Example: an organisation provides administrative support and guidance to a number of small congregations in a particular area, including providing bibles and hymn books, providing pamphlets regarding particular aspects of the faith, and helping the congregations to comply with their legal obligations.
Other (free text to describe) - Please make sure the activity does not fall under another category before you place it under ‘other’.
|Example: an organisation does fundraising and marketing to promote their charity and its purpose.|
12. How did your charity's activities and outcomes help achieve its purpose?
Charities are encouraged to keep their responses to this question short. The ACNC recommends a short paragraph or two-to-three dot points detailing how your charity’s work helped achieve its mission and main aims. Your charity can include a link to a page on its website which details this information more thoroughly as part of its response.

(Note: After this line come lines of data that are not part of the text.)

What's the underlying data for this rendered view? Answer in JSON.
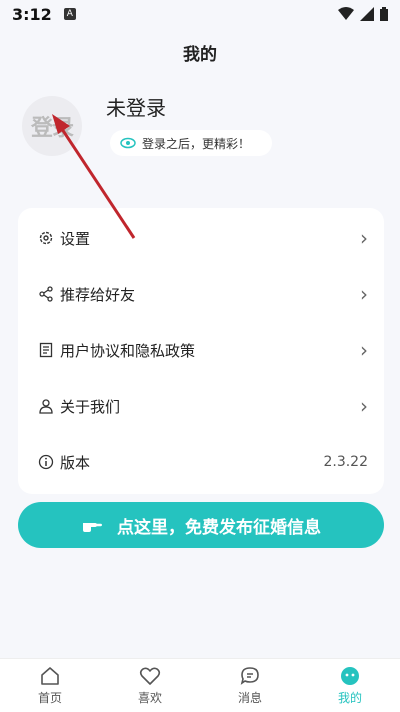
{
  "status": {
    "time": "3:12",
    "notif_badge": "A"
  },
  "header": {
    "title": "我的"
  },
  "profile": {
    "avatar_text": "登录",
    "name": "未登录",
    "hint": "登录之后，更精彩！"
  },
  "menu": {
    "items": [
      {
        "label": "设置",
        "icon": "gear-icon"
      },
      {
        "label": "推荐给好友",
        "icon": "share-icon"
      },
      {
        "label": "用户协议和隐私政策",
        "icon": "document-icon"
      },
      {
        "label": "关于我们",
        "icon": "person-icon"
      },
      {
        "label": "版本",
        "icon": "info-icon",
        "value": "2.3.22"
      }
    ]
  },
  "cta": {
    "label": "点这里，免费发布征婚信息",
    "icon": "pointing-hand-icon"
  },
  "tabbar": {
    "tabs": [
      {
        "label": "首页",
        "icon": "home-icon"
      },
      {
        "label": "喜欢",
        "icon": "heart-icon"
      },
      {
        "label": "消息",
        "icon": "message-icon"
      },
      {
        "label": "我的",
        "icon": "profile-icon",
        "active": true
      }
    ]
  },
  "colors": {
    "accent": "#25c3bf",
    "arrow": "#c0262d"
  }
}
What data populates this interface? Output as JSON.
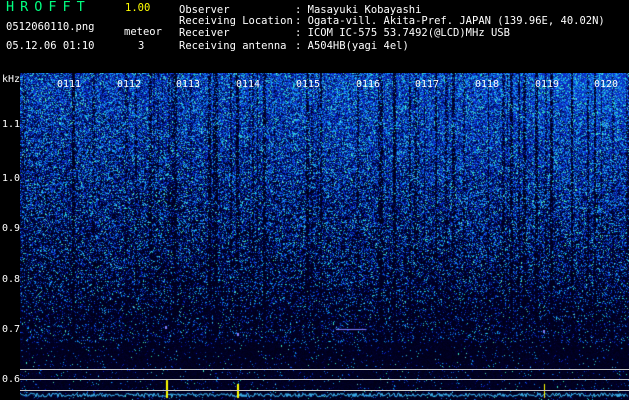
{
  "header": {
    "app_name": "HROFFT",
    "version": "1.00",
    "file_name": "0512060110.png",
    "datetime": "05.12.06 01:10",
    "meteor_label": "meteor",
    "meteor_count": "3"
  },
  "info": [
    {
      "label": "Observer",
      "value": ": Masayuki Kobayashi"
    },
    {
      "label": "Receiving Location",
      "value": ": Ogata-vill. Akita-Pref. JAPAN (139.96E, 40.02N)"
    },
    {
      "label": "Receiver",
      "value": ": ICOM IC-575 53.7492(@LCD)MHz USB"
    },
    {
      "label": "Receiving antenna",
      "value": ": A504HB(yagi 4el)"
    }
  ],
  "plot": {
    "unit": "kHz",
    "y_ticks": [
      "1.1",
      "1.0",
      "0.9",
      "0.8",
      "0.7",
      "0.6"
    ],
    "x_ticks": [
      "0111",
      "0112",
      "0113",
      "0114",
      "0115",
      "0116",
      "0117",
      "0118",
      "0119",
      "0120"
    ]
  },
  "colors": {
    "background": "#000000",
    "text": "#ffffff",
    "title": "#00ff80",
    "version": "#ffff00",
    "noise_low": "#0a1ea0",
    "noise_high": "#3cc8ff",
    "hot": "#50ff80",
    "meteor": "#ffff00",
    "baseline": "#40c0ff"
  },
  "chart_data": {
    "type": "heatmap",
    "title": "",
    "xlabel": "",
    "ylabel": "kHz",
    "x_ticks": [
      "0111",
      "0112",
      "0113",
      "0114",
      "0115",
      "0116",
      "0117",
      "0118",
      "0119",
      "0120"
    ],
    "y_ticks": [
      1.1,
      1.0,
      0.9,
      0.8,
      0.7,
      0.6
    ],
    "ylim": [
      0.57,
      1.19
    ]
  }
}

Your response to this question will appear on your organisation’s ACNC Charity Register page.
15. Who were your charity’s main beneficiaries in the 2018 reporting period?
Charities are asked to select their main beneficiaries – those it intends to help – from a list. If your charity has a large range of beneficiaries, or is focused on animals or the environment, you should select “General community in Australia”.
Your charity’s main beneficiaries will be published on the ACNC Charity Register.
Question 15b will ask charities to select up to three more main beneficiaries from a secondary list. Your charity should only select groups of beneficiaries that are a primary focus of your charity's work.